From the discharge capacity and the 1C charge-discharge energy efficiency under different multiplying powers, the discharge capacity and the 1C charge-discharge energy efficiency of the group C are slightly lower under the multiplying power of 0.33C-1C, and as the multiplying power is increased, the discharge capacity of the group C is higher than that of the group A under the multiplying powers of 2C and 3C, so that the group C and the group A are generally equal and are obviously better than that of the group B from the charge-discharge performance.
In conclusion, under the condition that the coating thickness of the positive/negative electrode active material is the same, compared with the conventional current collector, the discharge capacity and the 1C charge-discharge energy efficiency of the current collector provided by the application can be effectively improved under the multiplying power of 0.33C-3C, the charge-discharge performance of the conventional thin electrode battery is achieved, and the charge-discharge performance of the conventional thin electrode battery is better under the high discharge multiplying power.
The 0.5C/0.5C cycle performance is tested at the temperature of 25 ℃, and the result is shown in FIG. 10, wherein FIG. 10 shows that the capacity retention rate of the B-group battery is reduced rapidly along with the increase of the number of cycles, and the capacity retention rate is 80% when the number of cycles is 461 times; the capacity retention rate of the batteries of the group A and the group C is lower than that of the batteries of the group B along with the increase of the number of cycle turns, and the cycle performance test result of the batteries of the group C is better than that of the batteries of the group A.
Therefore, the B group can enable the battery capacity to be quickly attenuated along with the increase of the cycle number by coating the positive/negative active substances with the conventional current collector in a high thickness, the cycle life of the battery is shortened, and the cycle performance of the battery is not reduced by coating the positive/negative active substances with the
What is not described in this embodiment may be referred to in the relevant description of the rest of the application.

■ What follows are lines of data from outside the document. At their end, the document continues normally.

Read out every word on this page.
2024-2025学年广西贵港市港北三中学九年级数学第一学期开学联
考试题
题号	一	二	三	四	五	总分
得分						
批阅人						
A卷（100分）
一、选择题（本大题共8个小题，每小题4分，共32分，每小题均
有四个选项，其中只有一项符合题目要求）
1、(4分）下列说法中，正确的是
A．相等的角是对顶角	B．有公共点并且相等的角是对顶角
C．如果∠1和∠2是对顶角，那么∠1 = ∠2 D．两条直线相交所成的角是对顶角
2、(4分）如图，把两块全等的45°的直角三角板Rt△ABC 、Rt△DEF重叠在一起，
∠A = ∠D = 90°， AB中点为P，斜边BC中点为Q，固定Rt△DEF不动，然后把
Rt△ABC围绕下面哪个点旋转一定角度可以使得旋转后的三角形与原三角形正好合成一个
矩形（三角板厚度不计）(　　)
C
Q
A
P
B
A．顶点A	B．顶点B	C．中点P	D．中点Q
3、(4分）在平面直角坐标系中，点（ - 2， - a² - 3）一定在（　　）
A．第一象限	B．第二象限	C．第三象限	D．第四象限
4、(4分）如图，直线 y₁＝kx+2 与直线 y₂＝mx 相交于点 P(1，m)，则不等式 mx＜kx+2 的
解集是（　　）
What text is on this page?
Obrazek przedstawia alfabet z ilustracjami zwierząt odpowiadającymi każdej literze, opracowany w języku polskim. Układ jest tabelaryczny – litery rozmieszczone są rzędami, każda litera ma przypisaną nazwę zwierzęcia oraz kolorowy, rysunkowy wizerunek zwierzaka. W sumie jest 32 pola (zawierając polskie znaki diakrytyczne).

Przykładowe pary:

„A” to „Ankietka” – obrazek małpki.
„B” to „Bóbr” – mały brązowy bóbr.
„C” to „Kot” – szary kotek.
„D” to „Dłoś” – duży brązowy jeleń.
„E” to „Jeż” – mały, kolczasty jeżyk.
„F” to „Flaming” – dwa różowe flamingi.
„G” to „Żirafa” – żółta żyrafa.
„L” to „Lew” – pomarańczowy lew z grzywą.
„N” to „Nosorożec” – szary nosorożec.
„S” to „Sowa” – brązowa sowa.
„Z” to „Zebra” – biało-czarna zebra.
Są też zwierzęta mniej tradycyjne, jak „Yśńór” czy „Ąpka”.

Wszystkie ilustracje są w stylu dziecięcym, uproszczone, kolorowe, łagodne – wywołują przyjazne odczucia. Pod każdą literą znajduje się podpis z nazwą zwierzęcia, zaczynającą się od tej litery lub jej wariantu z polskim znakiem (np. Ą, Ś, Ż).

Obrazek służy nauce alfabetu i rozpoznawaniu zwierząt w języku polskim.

Finally, it should be noted that: the above examples are only intended to illustrate the technical solutions of the present application and not to limit them; although the present application has been described in detail with reference to preferred embodiments, those of ordinary skill in the art will understand that: modifications to the embodiments of the present application or equivalent replacements of some technical features may still be made, which should all be covered by the scope of the technical solution claimed in the present application.